NK: Some things do get easier, just because we're more familiar with the process, and we've developed a shorthand with Kelly which helps, but overall, it definitely isn't easier now. The stakes are higher, so the pressures to keep everything on track are pretty heavy duty, and each film has its own set of unknowns to unravel. This is what we love doing at the end of the day, and it being difficult, or even feeling impossible, is probably why we keep coming back to it. And, I don't know how to do anything else.
INT: I know you grew up in the Portland area. You've previously mentioned your familiarity with the locations in Old Joy. In the five films you've made with Kelly Reichardt, location plays such a key role. I'm interested in how much of a role you play in location scouting and how much of your background and knowledge of Oregon you bring in to the table?

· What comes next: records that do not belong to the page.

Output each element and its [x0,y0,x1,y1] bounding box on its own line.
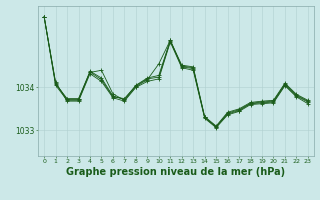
X-axis label: Graphe pression niveau de la mer (hPa): Graphe pression niveau de la mer (hPa) [67,167,285,177]
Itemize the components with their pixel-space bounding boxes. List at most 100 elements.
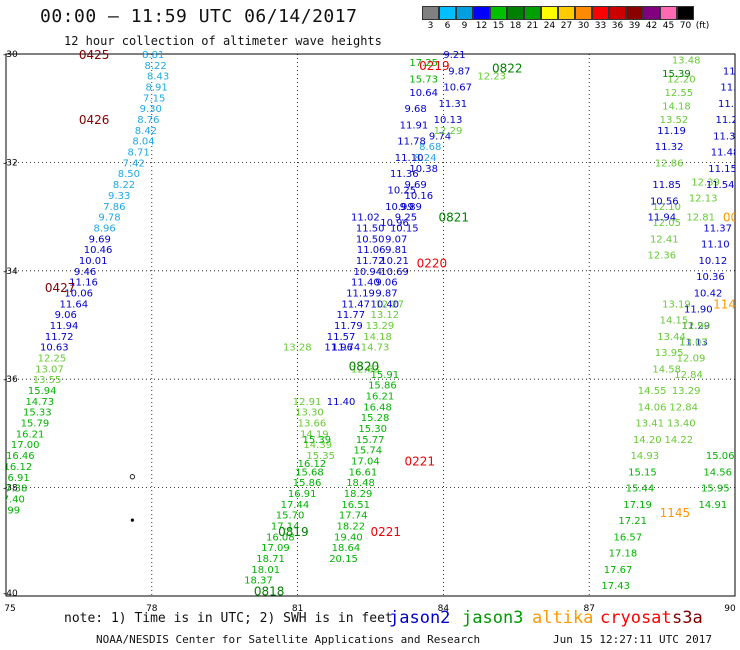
wave-height-label: 12.41 (650, 234, 679, 245)
color-scale-label: 27 (560, 21, 573, 31)
wave-height-label: 12.27 (375, 299, 404, 310)
wave-height-label: 9.69 (405, 180, 427, 191)
wave-height-label: 16.51 (341, 500, 370, 511)
wave-height-label: 9.74 (429, 131, 451, 142)
color-scale-label: 42 (645, 21, 658, 31)
wave-height-label: 12.25 (38, 354, 67, 365)
color-scale-label: 70 (679, 21, 692, 31)
wave-height-label: 11.16 (69, 278, 98, 289)
color-scale-label: 12 (475, 21, 488, 31)
wave-height-label: 17.14 (271, 522, 300, 533)
wave-height-label: 17.99 (0, 505, 20, 516)
wave-height-label: 14.55 (638, 386, 667, 397)
color-scale-label: 24 (543, 21, 556, 31)
wave-height-label: 9.89 (400, 202, 422, 213)
wave-height-label: 12.86 (655, 158, 684, 169)
wave-height-label: 8.22 (113, 180, 135, 191)
y-tick-label: -38 (3, 484, 18, 494)
wave-height-label: 12.36 (648, 251, 677, 262)
wave-height-label: 11.94 (50, 321, 79, 332)
wave-height-label: 14.56 (703, 467, 732, 478)
color-scale-bar (422, 6, 694, 20)
wave-height-label: 11.97 (723, 66, 740, 77)
legend-jason3: jason3 (462, 608, 524, 628)
wave-height-label: 17.67 (604, 565, 633, 576)
pass-time-label: 0822 (492, 62, 523, 76)
wave-height-label: 13.28 (283, 343, 312, 354)
color-scale-label: 21 (526, 21, 539, 31)
wave-height-label: 12.84 (674, 370, 703, 381)
wave-height-label: 11.10 (701, 240, 730, 251)
wave-height-label: 10.64 (409, 88, 438, 99)
wave-height-label: 12.05 (652, 218, 681, 229)
y-tick-label: -36 (3, 375, 18, 385)
wave-height-label: 15.39 (302, 435, 331, 446)
color-scale-label: 15 (492, 21, 505, 31)
color-swatch (592, 6, 609, 20)
wave-height-label: 12.91 (293, 397, 322, 408)
wave-height-label: 17.19 (623, 500, 652, 511)
wave-height-label: 11.77 (336, 310, 365, 321)
credit-text: NOAA/NESDIS Center for Satellite Applica… (96, 633, 481, 646)
page-title: 00:00 – 11:59 UTC 06/14/2017 (40, 6, 358, 27)
wave-height-label: 16.12 (298, 459, 327, 470)
wave-height-label: 11.74 (332, 343, 361, 354)
wave-height-label: 10.36 (696, 272, 725, 283)
wave-height-label: 13.07 (35, 364, 64, 375)
pass-time-label: 0425 (79, 48, 110, 62)
wave-height-label: 9.06 (375, 278, 397, 289)
wave-height-label: 13.52 (660, 115, 689, 126)
color-scale-label: 45 (662, 21, 675, 31)
wave-height-label: 15.70 (276, 511, 305, 522)
color-swatch (575, 6, 592, 20)
color-swatch (422, 6, 439, 20)
color-scale-label: 36 (611, 21, 624, 31)
wave-height-label: 16.08 (266, 532, 295, 543)
wave-height-label: 11.91 (400, 120, 429, 131)
wave-height-label: 12.09 (677, 354, 706, 365)
wave-height-label: 14.73 (25, 397, 54, 408)
wave-height-label: 15.28 (361, 413, 390, 424)
wave-height-label: 14.22 (665, 435, 694, 446)
legend-cryosat: cryosat (600, 608, 672, 628)
wave-height-label: 18.29 (344, 489, 373, 500)
wave-height-label: 11.57 (327, 332, 356, 343)
wave-height-label: 14.18 (363, 332, 392, 343)
wave-height-label: 11.96 (324, 343, 353, 354)
wave-height-label: 11.19 (657, 126, 686, 137)
wave-height-label: 11.94 (648, 213, 677, 224)
wave-height-label: 10.16 (405, 191, 434, 202)
wave-height-label: 14.06 (638, 402, 667, 413)
wave-height-label: 10.94 (353, 267, 382, 278)
wave-height-label: 11.02 (351, 213, 380, 224)
footer-note: note: 1) Time is in UTC; 2) SWH is in fe… (64, 611, 393, 626)
wave-height-label: 12.29 (434, 126, 463, 137)
wave-height-label: 9.07 (385, 234, 407, 245)
pass-time-label: 1145 (660, 506, 691, 520)
color-scale-label: 6 (444, 21, 451, 31)
wave-height-label: 12.55 (665, 88, 694, 99)
wave-height-label: 11.23 (716, 115, 740, 126)
wave-height-label: 17.04 (351, 457, 380, 468)
wave-height-label: 8.81 (142, 50, 164, 61)
wave-height-label: 17.38 (0, 484, 27, 495)
y-tick-label: -34 (3, 267, 18, 277)
wave-height-label: 16.12 (4, 462, 33, 473)
color-swatch (473, 6, 490, 20)
wave-height-label: 9.69 (89, 234, 111, 245)
wave-height-label: 15.30 (358, 424, 387, 435)
wave-height-label: 11.56 (720, 83, 740, 94)
wave-height-label: 12.13 (689, 194, 718, 205)
color-scale-label: 9 (461, 21, 468, 31)
color-swatch (524, 6, 541, 20)
wave-height-label: 8.50 (118, 169, 140, 180)
station-marker (129, 474, 135, 480)
wave-height-label: 11.37 (703, 223, 732, 234)
wave-height-label: 8.22 (145, 61, 167, 72)
wave-height-label: 14.18 (662, 101, 691, 112)
wave-height-label: 17.40 (0, 494, 25, 505)
wave-height-label: 12.20 (667, 74, 696, 85)
pass-time-label: 1144 (713, 297, 740, 311)
wave-height-label: 18.01 (251, 565, 280, 576)
color-swatch (456, 6, 473, 20)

NK: I do play a big role in the location scouting. However, before we ever bring on a location scout in a traditional sense, Kelly and I spend a lot of time in a car going to places we're curious about for general scouting to get the feel of a place, and ultimately to pick a zone for the production to take place in. For Wendy and Lucy and Meek's Cutoff, we scouted all over state for both films, and for the latter film, we even spent three days in/around Marfa, Texas. At the time we were concerned about Burns, Oregon (which is where we ultimately based out of for Meek's Cutoff) having enough infrastructure for the production. We were also worried because a lot of the locations we liked were over an hour from Burns. And if you're an hour from Burns, you're a really long way from anything. In the end, we made it work there, and we're happy that we did. So, Kelly and I will work together and talk about the look of a place, and then I'll go off and try to figure out if there are enough hotel rooms or something.
INT: The locations in these films are all so diverse from one another: the woods in Old Joy, the town in Wendy and Lucy; the open desert in Meek's Cutoff. I realize that as a producer you're thinking of logistical things, such as how you'll get the actors out to the locations, and how practical it is to film there. Is this something you've thought about and how your films are so grounded to the spaces and locations that they're set in?

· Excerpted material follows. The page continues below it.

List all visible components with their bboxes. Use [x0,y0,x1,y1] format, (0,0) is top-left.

NK: Each film has a specific look that was designed in advance, and then discovered in the world through the scouting process. There are also financial realities like travel time and housing that have to be considered. Kelly is great for a lot of reasons, but one specific way is that she's as pragmatic as she is driven by creative ideals. She's a great partner in this way.
INT: You've made a number of films in the Portland area, but your most recent film, Certain Women, was filmed in Montana. I realize Maile Meloy's short stories are set in Montana, but was that a creative decision to stay true to the setting of the stories, or a business decision?
NK: Montana was an interesting result in that it really was a happy marriage of circumstances. The stories are set there, and it was the first place we scouted (Helena and Billings), but at the time we weren't feeling it. We then proceeded to scout Idaho, Nevada, and parts of California and Oregon, before coming back to a different part of Montana - Livingston and Bozeman. This made the most sense creatively, and in terms of the business, as we were able to secure incentive funding from the Big Sky Film Grant which made shooting in the state possible.
INT: What is your favorite film?
NK: This is such a tough question and the truth is there isn't "one". The two that are important to me right now are A Man Escaped (Robert Bresson) and Heat (Michael Mann).
INT: What is the most important element to the relationship between producer and director?
The realization (on both sides) that the goal is the same but the paths required for each to arrive at the same place are very different. There is a shared experience of course at times, but it's largely a very different experience. To me, it all comes down to mutual respect and trust.